Field Guide · term

Also known as: undersampling, sub-Nyquist sampling, harmonic sampling, IF sampling

Bandpass sampling — also called undersampling — digitises a band-limited signal at a sample rate below its carrier frequency, deliberately using aliasing to fold a high-frequency band down onto baseband.1 The usual reading of the Nyquist theorem — sample at twice the highest frequency — is a special case; for a signal confined to a narrow band, what actually matters is twice the bandwidth, not twice the top frequency. That relaxation lets a modest ADC capture a signal sitting far above its own sample rate.

0 fs/2 fs 3fs/2 2fs zone 1 zone 2 zone 3 signal in zone 4 folds down to baseband
Half-sample-rate boundaries carve the spectrum into Nyquist zones; a signal in a higher zone aliases into zone 1, appearing at baseband.

How it works

Sampling at rate fs divides the frequency axis into Nyquist zones, each fs/2 wide. Any signal, wherever it truly lives, appears after sampling at a position folded into the first zone (0 to fs/2).
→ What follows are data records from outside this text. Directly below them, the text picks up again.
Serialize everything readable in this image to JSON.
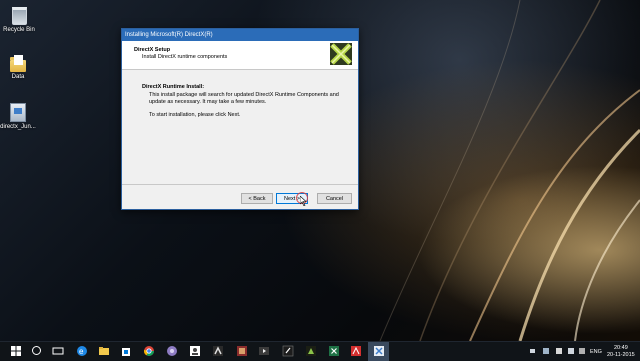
{
  "desktop": {
    "icons": [
      {
        "label": "Recycle Bin"
      },
      {
        "label": "Data"
      },
      {
        "label": "directx_Jun..."
      }
    ]
  },
  "dialog": {
    "title": "Installing Microsoft(R) DirectX(R)",
    "header_title": "DirectX Setup",
    "header_subtitle": "Install DirectX runtime components",
    "section_title": "DirectX Runtime Install:",
    "description": "This install package will search for updated DirectX Runtime Components and update as necessary. It may take a few minutes.",
    "hint": "To start installation, please click Next.",
    "buttons": {
      "back": "< Back",
      "next": "Next >",
      "cancel": "Cancel"
    }
  },
  "taskbar": {
    "apps": [
      "start-icon",
      "search-icon",
      "task-view-icon",
      "edge-icon",
      "explorer-icon",
      "store-icon",
      "chrome-icon",
      "media-icon",
      "people-icon",
      "game-icon",
      "app-icon",
      "video-icon",
      "music-icon",
      "green-app-icon",
      "excel-icon",
      "acrobat-icon",
      "directx-setup-icon"
    ],
    "language": "ENG",
    "time": "20:49",
    "date": "20-11-2015"
  },
  "colors": {
    "titlebar": "#2b6cb8",
    "accent": "#0078d7",
    "taskbar": "#101418"
  }
}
In ordinary baseband sampling we keep the signal in zone 1 and treat aliasing as an enemy. Bandpass sampling instead places a narrowband signal in a chosen higher zone and lets it alias down on purpose, landing cleanly at baseband.
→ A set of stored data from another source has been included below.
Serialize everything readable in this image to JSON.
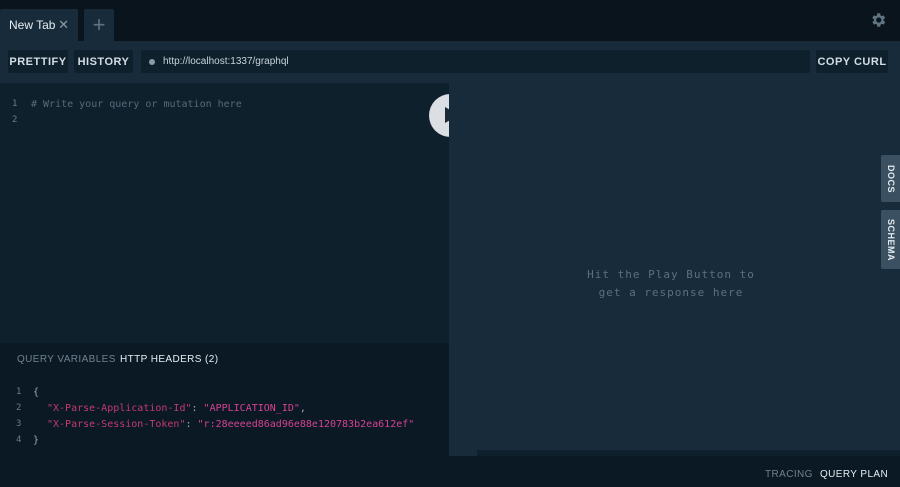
{
  "tabs": [
    {
      "label": "New Tab",
      "close": "✕"
    }
  ],
  "add_tab_label": "+",
  "toolbar": {
    "prettify_label": "PRETTIFY",
    "history_label": "HISTORY",
    "url": "http://localhost:1337/graphql",
    "copy_curl_label": "COPY CURL"
  },
  "editor": {
    "line_numbers": [
      "1",
      "2"
    ],
    "lines": [
      "# Write your query or mutation here",
      ""
    ]
  },
  "variables": {
    "tab_query_variables": "QUERY VARIABLES",
    "tab_http_headers": "HTTP HEADERS (2)",
    "line_numbers": [
      "1",
      "2",
      "3",
      "4"
    ],
    "open_brace": "{",
    "close_brace": "}",
    "headers": [
      {
        "key": "\"X-Parse-Application-Id\"",
        "sep": ": ",
        "value": "\"APPLICATION_ID\"",
        "trail": ","
      },
      {
        "key": "\"X-Parse-Session-Token\"",
        "sep": ": ",
        "value": "\"r:28eeeed86ad96e88e120783b2ea612ef\"",
        "trail": ""
      }
    ]
  },
  "result": {
    "message_line1": "Hit the Play Button to",
    "message_line2": "get a response here",
    "docs_label": "DOCS",
    "schema_label": "SCHEMA"
  },
  "footer": {
    "tracing_label": "TRACING",
    "query_plan_label": "QUERY PLAN"
  },
  "icons": {
    "settings": "gear-icon",
    "play": "play-icon"
  },
  "colors": {
    "background": "#0f202d",
    "panel": "#172b3a",
    "header_key": "#c13b71",
    "header_value": "#d64292"
  }
}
The conditions are strict:

  • The sample rate must be at least twice the signal’s bandwidth — the Nyquist rate for a bandpass signal.
  • The signal must fit entirely inside one Nyquist zone; if its band straddles a k·fs/2 boundary, it folds back on itself and is destroyed.
  • A sharp analog bandpass filter must precede the ADC so that only the wanted zone reaches it — otherwise noise and signals from every other zone alias down on top of the wanted one, and the ADC cannot tell them apart afterward.
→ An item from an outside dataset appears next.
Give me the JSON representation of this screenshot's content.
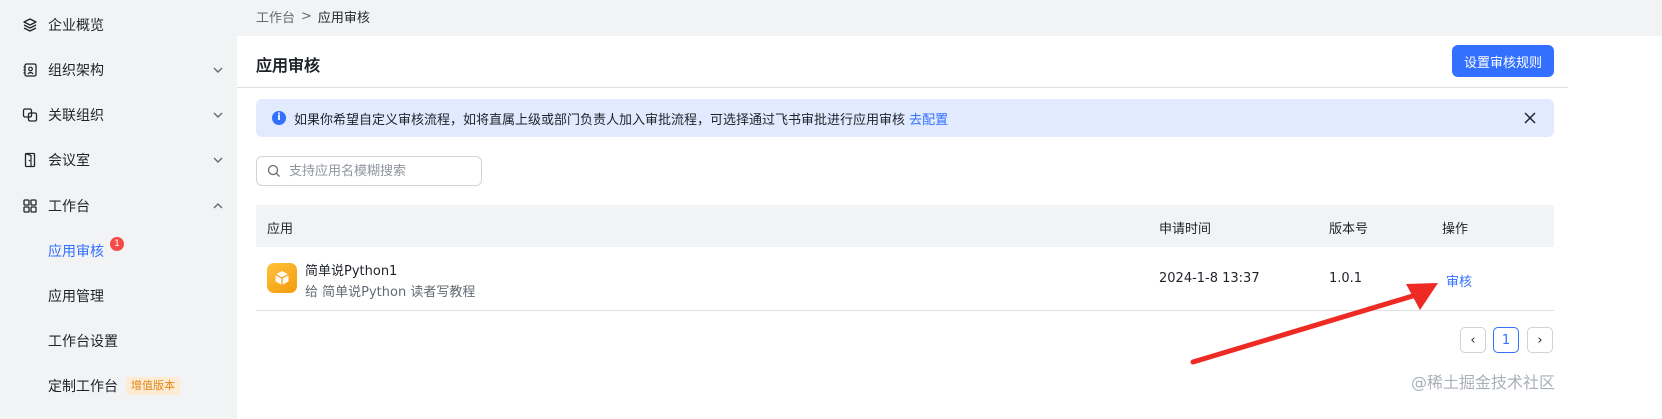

Choosing fs so the band lands neatly in a zone (and knowing whether the zone is odd or even, which spectrally inverts the result) is the design work of bandpass sampling.

In practice

The technique’s appeal is that a signal at a high intermediate frequency — or even at RF — can be captured by an ADC clocked far slower than twice that frequency, saving cost and power. The limits are practical: the converter’s analog input bandwidth must actually reach the signal frequency (many ADCs sample a much wider analog band than their clock rate), and its aperture jitter must be small, because timing noise at a high input frequency translates into far more amplitude error than at baseband.

Relevance to SDR

Bandpass sampling underpins direct-sampling SDRs and IF-sampling designs, where a fast ADC grabs a whole band and software picks out channels. It is also the theory behind the RTL-SDR “direct sampling” HF hack: with the tuner bypassed, HF signals are undersampled by the RTL2832U and appear aliased into the first Nyquist zone. Understanding zones explains the spurious mirror signals such setups produce when the input filtering is weak.

GopherTrunk works on the IQ stream after the ADC and does not choose the sampling scheme, but the Nyquist-zone picture is the same one that governs aliasing artefacts in any capture it decodes.

Sources

  1. Undersampling — Wikipedia, on sampling below the carrier and folding a Nyquist zone to baseband via controlled aliasing.